Après 48 ans à la tête de Créteil, Laurent Cathala a été battu lors des élections municipales de 2026. À 80 ans, le socialiste, qui détenait le record de longévité parmi les maires des villes de plus de 50 000 habitants, cède son fauteuil à son adversaire, soutenu par une coalition de gauche et de la société civile. Cette défaite marque la fin d'une ère pour cette commune du Val-de-Marne, où il avait été élu pour la première fois en 1977.
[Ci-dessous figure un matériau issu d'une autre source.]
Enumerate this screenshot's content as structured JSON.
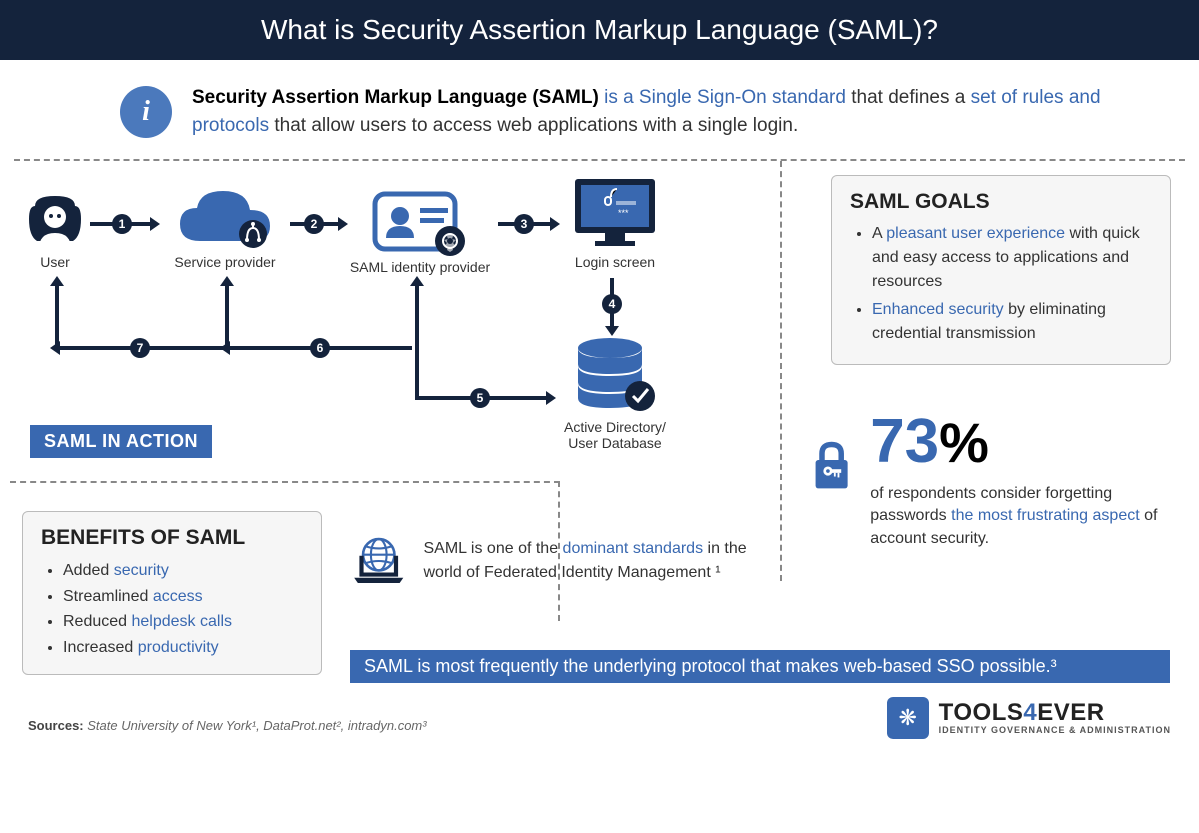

Une défaite historique pour le maire sortant
Le résultat est sans appel : Laurent Cathala recueille 47,2 % des voix, contre 52,8 % pour son challenger. Dès l'annonce des résultats, le maire sortant a reconnu sa défaite, saluant "un choix démocratique" et félicitant son successeur. "Je souhaite bonne chance à mon successeur pour cette belle ville", a-t-il déclaré, avant de remercier les Créteilois pour leur confiance pendant près d'un demi-siècle.
Cette défaite intervient dans un contexte de renouvellement générationnel et de lassitude électorale. Laurent Cathala, figure emblématique du socialisme local, avait été réélu à plusieurs reprises avec des scores confortables, mais les électeurs ont cette fois choisi le changement. Son successeur, âgé de 45 ans, incarne une nouvelle génération politique, davantage tournée vers l'écologie et la participation citoyenne.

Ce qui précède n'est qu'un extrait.